Menyorot Kebijakan Pemerintah yang Akan Memulihkan Nama Baik 39 Eksil 1965

Mahfud MD
Mahfud MD. (Photo/Istimewa)

Semarang, Idola 92.6 FM – Dalam waktu dekat ini, Pemerintah berencana memulihkan nama baik sebanyak 39 orang warga negara Indonesia yang menjadi eksil imbas peristiwa gerakan 30 September atau G30S 1965. Mereka kini berada di sejumlah negara dan berstatus sebagai warga negara asing. Nama mereka akan dipulihkan, bukan pengkhianat negara.
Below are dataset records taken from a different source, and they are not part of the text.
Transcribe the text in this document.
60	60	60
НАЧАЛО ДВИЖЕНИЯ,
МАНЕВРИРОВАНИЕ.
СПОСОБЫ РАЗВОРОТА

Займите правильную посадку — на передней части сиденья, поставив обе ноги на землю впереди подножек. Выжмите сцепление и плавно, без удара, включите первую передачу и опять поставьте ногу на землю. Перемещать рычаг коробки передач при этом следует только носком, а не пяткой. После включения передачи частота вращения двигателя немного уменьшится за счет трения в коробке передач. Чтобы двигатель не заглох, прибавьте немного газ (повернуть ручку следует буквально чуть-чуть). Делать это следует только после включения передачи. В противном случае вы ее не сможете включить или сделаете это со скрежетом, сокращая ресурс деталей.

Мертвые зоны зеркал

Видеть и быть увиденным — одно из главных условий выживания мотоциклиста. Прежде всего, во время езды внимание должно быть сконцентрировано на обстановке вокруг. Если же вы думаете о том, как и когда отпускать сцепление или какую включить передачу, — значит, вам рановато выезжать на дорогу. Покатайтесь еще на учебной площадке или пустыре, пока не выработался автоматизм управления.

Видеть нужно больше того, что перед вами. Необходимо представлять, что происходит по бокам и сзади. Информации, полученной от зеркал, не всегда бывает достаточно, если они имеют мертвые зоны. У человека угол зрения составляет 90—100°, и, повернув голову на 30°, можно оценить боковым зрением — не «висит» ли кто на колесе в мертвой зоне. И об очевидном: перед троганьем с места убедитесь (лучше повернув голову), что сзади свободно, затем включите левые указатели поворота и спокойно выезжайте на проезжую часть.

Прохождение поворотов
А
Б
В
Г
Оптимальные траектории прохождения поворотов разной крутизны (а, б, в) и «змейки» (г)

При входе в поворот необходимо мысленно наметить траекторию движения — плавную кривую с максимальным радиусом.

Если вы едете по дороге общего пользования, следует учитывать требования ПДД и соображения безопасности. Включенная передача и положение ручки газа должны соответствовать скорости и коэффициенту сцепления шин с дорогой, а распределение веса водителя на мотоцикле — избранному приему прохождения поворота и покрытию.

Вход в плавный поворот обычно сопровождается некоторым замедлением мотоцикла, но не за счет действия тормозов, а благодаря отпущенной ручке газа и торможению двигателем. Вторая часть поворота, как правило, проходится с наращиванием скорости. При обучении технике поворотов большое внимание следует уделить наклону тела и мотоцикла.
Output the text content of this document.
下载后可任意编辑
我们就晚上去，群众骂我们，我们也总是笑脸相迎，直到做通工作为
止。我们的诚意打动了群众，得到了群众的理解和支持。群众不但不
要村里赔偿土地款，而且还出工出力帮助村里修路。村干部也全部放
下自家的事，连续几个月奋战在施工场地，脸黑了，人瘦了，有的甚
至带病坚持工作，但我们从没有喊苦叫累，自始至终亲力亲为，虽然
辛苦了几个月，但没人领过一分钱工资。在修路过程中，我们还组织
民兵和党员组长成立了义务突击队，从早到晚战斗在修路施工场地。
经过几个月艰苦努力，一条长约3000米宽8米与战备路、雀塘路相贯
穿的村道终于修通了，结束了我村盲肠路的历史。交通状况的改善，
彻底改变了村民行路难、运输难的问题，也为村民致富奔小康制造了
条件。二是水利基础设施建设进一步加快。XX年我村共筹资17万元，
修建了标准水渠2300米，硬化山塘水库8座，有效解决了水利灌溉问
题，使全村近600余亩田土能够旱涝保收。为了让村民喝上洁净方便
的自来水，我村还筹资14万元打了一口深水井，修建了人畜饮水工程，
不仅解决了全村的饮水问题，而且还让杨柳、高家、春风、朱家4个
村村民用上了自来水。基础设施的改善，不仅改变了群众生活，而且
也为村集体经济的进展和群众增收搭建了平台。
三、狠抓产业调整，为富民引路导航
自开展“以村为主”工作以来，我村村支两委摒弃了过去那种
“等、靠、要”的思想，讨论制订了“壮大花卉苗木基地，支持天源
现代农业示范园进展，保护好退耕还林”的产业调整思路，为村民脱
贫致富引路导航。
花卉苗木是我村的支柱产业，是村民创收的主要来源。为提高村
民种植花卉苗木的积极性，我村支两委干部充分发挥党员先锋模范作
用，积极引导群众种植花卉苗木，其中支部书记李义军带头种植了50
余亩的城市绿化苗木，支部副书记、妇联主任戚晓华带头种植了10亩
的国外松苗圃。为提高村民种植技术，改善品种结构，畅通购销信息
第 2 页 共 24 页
Hal itu dikatakan Menteri Koordinator Bidang Politik, Hukum, dan Keamanan (Menkopolhukam), Mahfud MD. Menurut Mahfud, mereka terpaksa tinggal di negara lain, karena larangan untuk kembali bagi mahasiswa yang kuliah di Eropa Timur. Para WNI eksil itu sebenarnya dikirim ke luar negeri oleh pemerintahan Presiden Sukarno. Mereka sedang berkuliah di Eropa Timur, saat peristiwa 1965 terjadi di Indonesia—karena mereka disebut-sebut terlibat Partai Komunis Indonesia (PKI) yang kala itu diduga menjadi dalang tragedi 65.
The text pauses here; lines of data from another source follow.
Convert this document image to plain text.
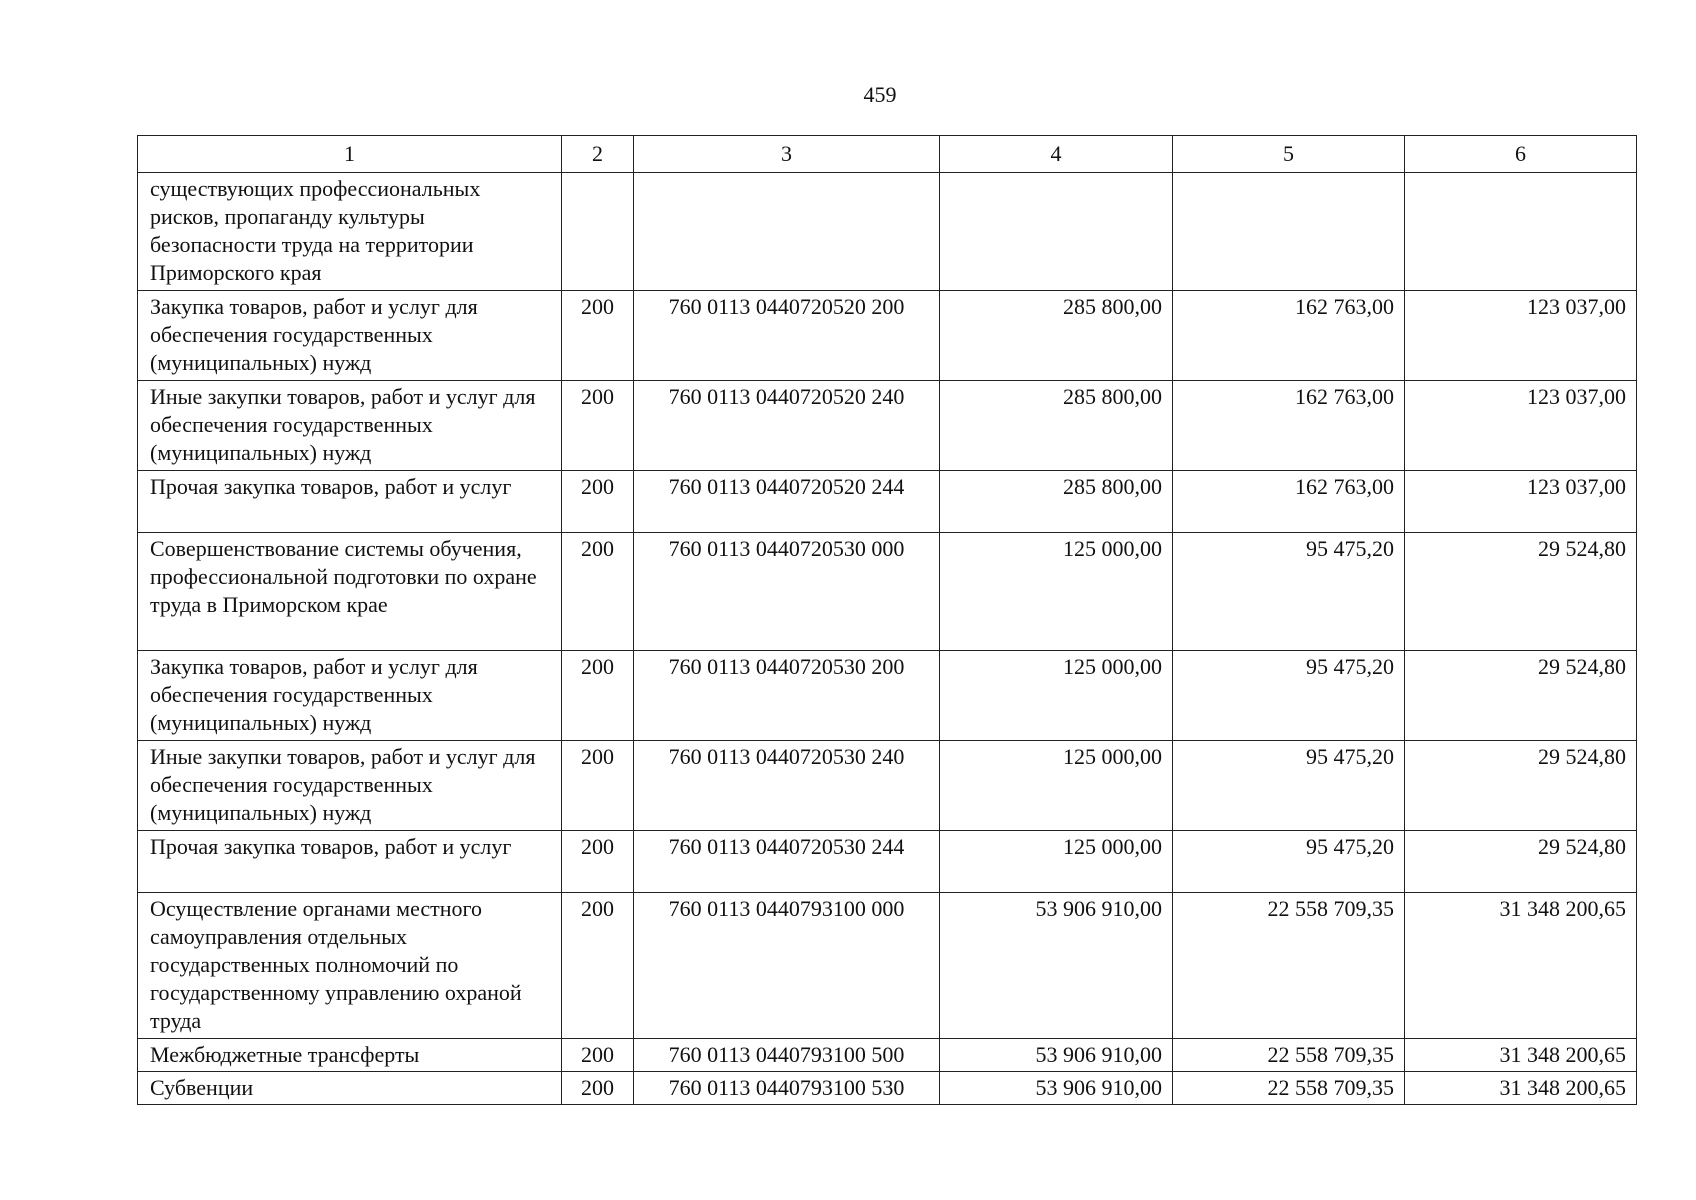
459
1	2	3	4	5	6
существующих профессиональных рисков, пропаганду культуры безопасности труда на территории Приморского края					
Закупка товаров, работ и услуг для обеспечения государственных (муниципальных) нужд	200	760 0113 0440720520 200	285 800,00	162 763,00	123 037,00
Иные закупки товаров, работ и услуг для обеспечения государственных (муниципальных) нужд	200	760 0113 0440720520 240	285 800,00	162 763,00	123 037,00
Прочая закупка товаров, работ и услуг	200	760 0113 0440720520 244	285 800,00	162 763,00	123 037,00
Совершенствование системы обучения, профессиональной подготовки по охране труда в Приморском крае	200	760 0113 0440720530 000	125 000,00	95 475,20	29 524,80
Закупка товаров, работ и услуг для обеспечения государственных (муниципальных) нужд	200	760 0113 0440720530 200	125 000,00	95 475,20	29 524,80
Иные закупки товаров, работ и услуг для обеспечения государственных (муниципальных) нужд	200	760 0113 0440720530 240	125 000,00	95 475,20	29 524,80
Прочая закупка товаров, работ и услуг	200	760 0113 0440720530 244	125 000,00	95 475,20	29 524,80
Осуществление органами местного самоуправления отдельных государственных полномочий по государственному управлению охраной труда	200	760 0113 0440793100 000	53 906 910,00	22 558 709,35	31 348 200,65
Межбюджетные трансферты	200	760 0113 0440793100 500	53 906 910,00	22 558 709,35	31 348 200,65
Субвенции	200	760 0113 0440793100 530	53 906 910,00	22 558 709,35	31 348 200,65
Mahfud menyebut, hal yang sama sempat dialami B.J. Habibie tetapi Habibie bertemu Soeharto dalam satu kesempatan di Jerman. Soeharto pun meminta Habibie kembali ke Indonesia.

Para eksil itu, menurut Mahfud, kini punya hak yang sama di depan hukum karena vonis terhadap “pengkhianat negara” sudah diselesaikan oleh Mahkamah Militer Luar Biasa.

Tapi, kenapa Pemerintah baru akan memulihkan nama baik 39 Eksil 1965, pada saat sekarang? Kenapa muncul menjelang pemilu? Apa urgensi menyatakan eksil sebagai warga yang tidak berkhianat?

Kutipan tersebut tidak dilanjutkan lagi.